Assignment 1
Neural Networks and Deep Learning

CSCI 5922
Fall 2017

Assigned Aug 31
Due Sep 12

Assignment submission

Please read instructions here.

Goal

The goal of this assignment is to introduce neural networks in terms of ideas you are already familiar with:  linear regression and linear-threshold classification.

Part 1

Consider the following table that describes a relationship between two input variables (x1,x2) and an output variable (y).

x1
x2
y
.1227
.2990
+0.1825
.3914
.6392
+0.8882
.7725
.0826
-1.9521
.8342
.0823
-1.9328
.5084
.8025
+1.2246
.9983
.7404
-0.0631

This is part of a larger data set that I created which you can download either in matlab or text format. Using your favorite language, find the least squares solution to y = w1 * x1 + w2 * x2 + b.

(1a) Report the values of w1, w2, and b.
(1b) What function or method did you use to find the least-squares solution?

Part 2

Using the LMS algorithm, write a program that determines the coefficients {w1,w2,b} via incremental updating, steepest descent, and multiple passes through the training data.

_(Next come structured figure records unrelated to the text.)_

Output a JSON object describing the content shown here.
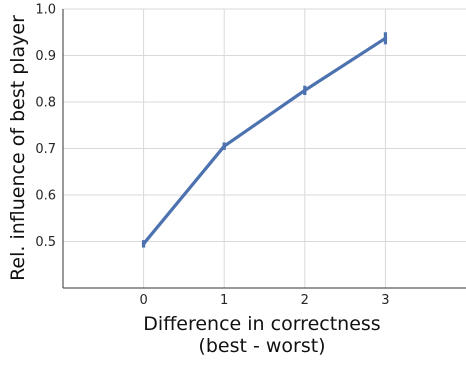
{
  "chart_data": {
    "type": "line",
    "title": "",
    "xlabel": [
      "Difference in correctness",
      "(best - worst)"
    ],
    "ylabel": "Rel. influence of best player",
    "x": [
      0,
      1,
      2,
      3
    ],
    "x_ticks": [
      "0",
      "1",
      "2",
      "3"
    ],
    "xlim": [
      -1,
      4
    ],
    "ylim": [
      0.4,
      1.0
    ],
    "y_ticks": [
      "0.5",
      "0.6",
      "0.7",
      "0.8",
      "0.9",
      "1.0"
    ],
    "grid": true,
    "series": [
      {
        "values": [
          0.495,
          0.705,
          0.825,
          0.937
        ],
        "error": [
          0.008,
          0.008,
          0.01,
          0.013
        ],
        "color": "#4c72b0"
      }
    ]
  }
}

You will need to experiment with updating rules (online, batch, minibatch), step sizes (i.e., learning rates), stopping criteria, etc. Experiment to find settings that lead to solutions with the fewest number of sweeps through the data.

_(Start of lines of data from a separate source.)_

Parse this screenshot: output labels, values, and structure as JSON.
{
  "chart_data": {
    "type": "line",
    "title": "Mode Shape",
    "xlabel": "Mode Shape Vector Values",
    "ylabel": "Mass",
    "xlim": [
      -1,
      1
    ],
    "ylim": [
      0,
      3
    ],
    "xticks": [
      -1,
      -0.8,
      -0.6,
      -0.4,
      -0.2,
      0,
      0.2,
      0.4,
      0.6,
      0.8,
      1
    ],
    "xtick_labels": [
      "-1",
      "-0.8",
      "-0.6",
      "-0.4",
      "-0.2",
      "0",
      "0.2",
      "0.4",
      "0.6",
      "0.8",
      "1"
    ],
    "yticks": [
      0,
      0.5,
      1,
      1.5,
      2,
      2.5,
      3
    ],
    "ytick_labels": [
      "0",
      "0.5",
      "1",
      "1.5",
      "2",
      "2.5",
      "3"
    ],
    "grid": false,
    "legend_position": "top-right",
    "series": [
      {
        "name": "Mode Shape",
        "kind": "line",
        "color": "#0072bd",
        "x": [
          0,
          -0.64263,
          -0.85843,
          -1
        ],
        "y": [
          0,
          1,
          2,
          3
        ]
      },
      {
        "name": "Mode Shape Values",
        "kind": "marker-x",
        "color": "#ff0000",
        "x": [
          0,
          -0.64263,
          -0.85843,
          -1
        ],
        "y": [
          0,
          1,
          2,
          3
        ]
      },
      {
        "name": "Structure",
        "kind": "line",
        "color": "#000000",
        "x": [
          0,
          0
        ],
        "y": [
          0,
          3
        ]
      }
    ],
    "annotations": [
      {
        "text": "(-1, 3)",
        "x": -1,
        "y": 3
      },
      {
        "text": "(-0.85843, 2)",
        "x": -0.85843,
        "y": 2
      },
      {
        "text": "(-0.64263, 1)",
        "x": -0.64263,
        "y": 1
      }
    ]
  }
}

(2a) Report the values of w1, w2, and b.
(2b) What settings worked well for you:  online vs. batch vs. minibatch? what step size? how did you decide to terminate?
(2c) Make a graph of error on the entire data set as a function of epoch. An epoch is a complete sweep through all the data.

Part 3

Turn this data set from a regression problem into a classification problem simply by using the sign of y (+ or -) as representing one of two classes. In the data set you download, you'll see a variable z that represents this binary (0 or 1) class.  Use the perceptron learning rule to solve for the coefficients {w1, w2, b} of this classification problem.

Two warnings: First, your solution to Part 3 should require only a few lines of code added to the code you wrote for Part 2. Second, the Perceptron algorithm will not converge if there is no exact solution to the training data. It will jitter among coefficients that all yield roughly equally good solutions.

(3a) Report the values of coefficients w1, w2, and b.
(3b) Make a graph of the accuracy (% correct classification) on the training set as a function of epoch.

Part 4

In machine learning, we really want to train a model based on some data and then expect the model to do well on "out of sample" data. Try this with the code you wrote for Part 3:  Train the model on the first {5, 10, 25, 50, 75} examples in the data set and test the model on the final 25 examples.

(4a) How does performance on the test set vary with the amount of training data? Make a bar graph showing performance for each of the different training set sizes.